Wednesday, October 5, 2011

Alpha House

So, long long ago when I was still dating, I had this "Golden Rule" for myself when it came to mate selection.  "There can never be two superstars in a relationship."  I made this rule because, having a big personality myself, I am attracted to other people with big personalities.  But, having subsequently dated some of them, I came to find out that I am strictly noncompetitive and therefore exhausted every time I had to play the, "Look at me!" game.

So, following my own rule, I settled down with a decidedly strong, intelligent, but un-superstar type man.  He is quirky in all the right ways for me, social enough to join me on my myriad exploits, but not so limelight hungry that we spend all of our time elbowing each other out of the shot.

Then we had Urban.  Urban is a superstar.  Just ask him.  He came from the womb with jazz hands and a wink, I swear.  I love every bit of it, don't get me wrong.  He is my #1 source of entertainment most days, but it completely changes the dynamics of a relationship.  Then we had Beringer.  He's quieter, but don't underestimate him.  He's in charge.  Always.

Brett and I suddenly found ourselves embroiled in power struggles – with each other, with Urban, with Beringer, sometimes with our own parents.  I have come to realize that not only is it difficult to have more than one superstar in a relationship, it is equally difficult to find yourself surrounded by Alphas.

How is that possible?  Isn't the dynamic of the pack for one person to be alpha and the rest fall in somewhere behind?  I guess it is proof positive that people are not pack animals.  My house is full of alphas in every shade, temperament and disposition.

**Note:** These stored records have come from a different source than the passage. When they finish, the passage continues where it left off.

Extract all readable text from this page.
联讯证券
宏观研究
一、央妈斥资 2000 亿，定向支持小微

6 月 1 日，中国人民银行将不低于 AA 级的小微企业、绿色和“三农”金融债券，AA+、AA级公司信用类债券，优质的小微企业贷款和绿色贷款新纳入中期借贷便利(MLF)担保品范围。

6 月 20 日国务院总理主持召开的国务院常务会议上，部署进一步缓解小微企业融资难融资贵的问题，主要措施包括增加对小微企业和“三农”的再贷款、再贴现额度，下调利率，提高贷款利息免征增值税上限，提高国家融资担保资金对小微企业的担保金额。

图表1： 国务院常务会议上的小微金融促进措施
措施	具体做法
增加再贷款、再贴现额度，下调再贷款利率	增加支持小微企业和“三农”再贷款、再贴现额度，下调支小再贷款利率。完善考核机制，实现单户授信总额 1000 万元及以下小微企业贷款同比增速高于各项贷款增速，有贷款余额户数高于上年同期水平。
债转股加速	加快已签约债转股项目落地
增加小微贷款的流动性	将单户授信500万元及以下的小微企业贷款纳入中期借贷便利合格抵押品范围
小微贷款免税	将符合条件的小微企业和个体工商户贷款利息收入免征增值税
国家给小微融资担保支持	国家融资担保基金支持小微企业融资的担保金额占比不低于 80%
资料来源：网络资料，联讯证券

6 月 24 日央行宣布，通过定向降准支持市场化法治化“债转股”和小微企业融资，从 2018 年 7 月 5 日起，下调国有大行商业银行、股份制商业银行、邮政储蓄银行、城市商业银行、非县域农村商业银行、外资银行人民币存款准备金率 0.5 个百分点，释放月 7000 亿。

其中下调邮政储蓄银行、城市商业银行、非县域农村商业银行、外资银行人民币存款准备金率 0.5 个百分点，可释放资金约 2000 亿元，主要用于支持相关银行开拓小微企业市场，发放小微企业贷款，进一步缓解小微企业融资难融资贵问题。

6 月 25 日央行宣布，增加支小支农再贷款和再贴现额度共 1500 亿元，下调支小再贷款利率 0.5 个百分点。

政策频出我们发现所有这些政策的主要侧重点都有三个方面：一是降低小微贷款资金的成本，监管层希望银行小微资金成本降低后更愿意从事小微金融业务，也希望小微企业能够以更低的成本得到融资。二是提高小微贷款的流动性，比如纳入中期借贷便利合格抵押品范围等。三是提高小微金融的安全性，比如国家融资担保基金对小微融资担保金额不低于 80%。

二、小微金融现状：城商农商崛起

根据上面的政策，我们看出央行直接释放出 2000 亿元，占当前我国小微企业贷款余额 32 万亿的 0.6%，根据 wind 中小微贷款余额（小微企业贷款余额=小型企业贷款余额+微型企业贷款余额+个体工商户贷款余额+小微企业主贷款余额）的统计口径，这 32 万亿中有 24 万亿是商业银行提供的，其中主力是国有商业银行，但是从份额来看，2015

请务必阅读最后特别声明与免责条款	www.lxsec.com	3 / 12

I am a producer alpha.  I like to research, plan, execute and bask in the praise all on my own.  I am very social and family oriented, but I take on all the work myself.  I make work for myself.  It leads to martyrism if I'm not careful.  It leads to burnout often.

Brett is a rules alpha.  He knows the rules.  He sets rules and he discovers rules when he doesn't know them.  He will let you know if you don't follow the rules.  He's really good at rules and order.  And it helps us run a consistent household.  It makes things reliable and easier to understand for everyone, but it can also lead to long lectures and rigidity if he's not careful.

Urban is an imperial alpha.  He basks in the glow of praise and attention.  He is sharp and witty and eager to impress you, but he also expects you to do everything for him.  He wants to be served.  And he wants you to become one of his legions.  He has this aura – people are drawn to him like a magnet, but it can lead to an inflated ego and spoiled attitude if we're not careful.

Beringer is a my-do alpha.  He does everything himself.  He does not want or need your help.  It annoys him to have to ask for help for anything.  And he really could care less if you think it's good or bad.  He doesn't need your praise.  He has a confidence that comes from somewhere deep inside of him.  So just follow along and keep your mouth shut.  I'm sure you can already see the problems with this.  He's one and a half.

So, what do you do in a house full of Alphas?  Some days we walk on egg shells.  We quietly dodge each other and go about our own business, but on better days, we take turns.  We pass the baton of power from hand to hand allowing each person to fulfill their need for it.  There are days that are exhausting and loud with conflict.  It's hard when everyone wants to be in charge.  It's harder when everyone is good at being in charge, but no on does it the same way (the right way, right?).  But on the days that we cooperate – the days that we acknowledge each others' alpha-ness – those days are amazing and full of fun and adventure and laughter and spotlights and just the right amount of rules.  Those days I love living in my Alpha House.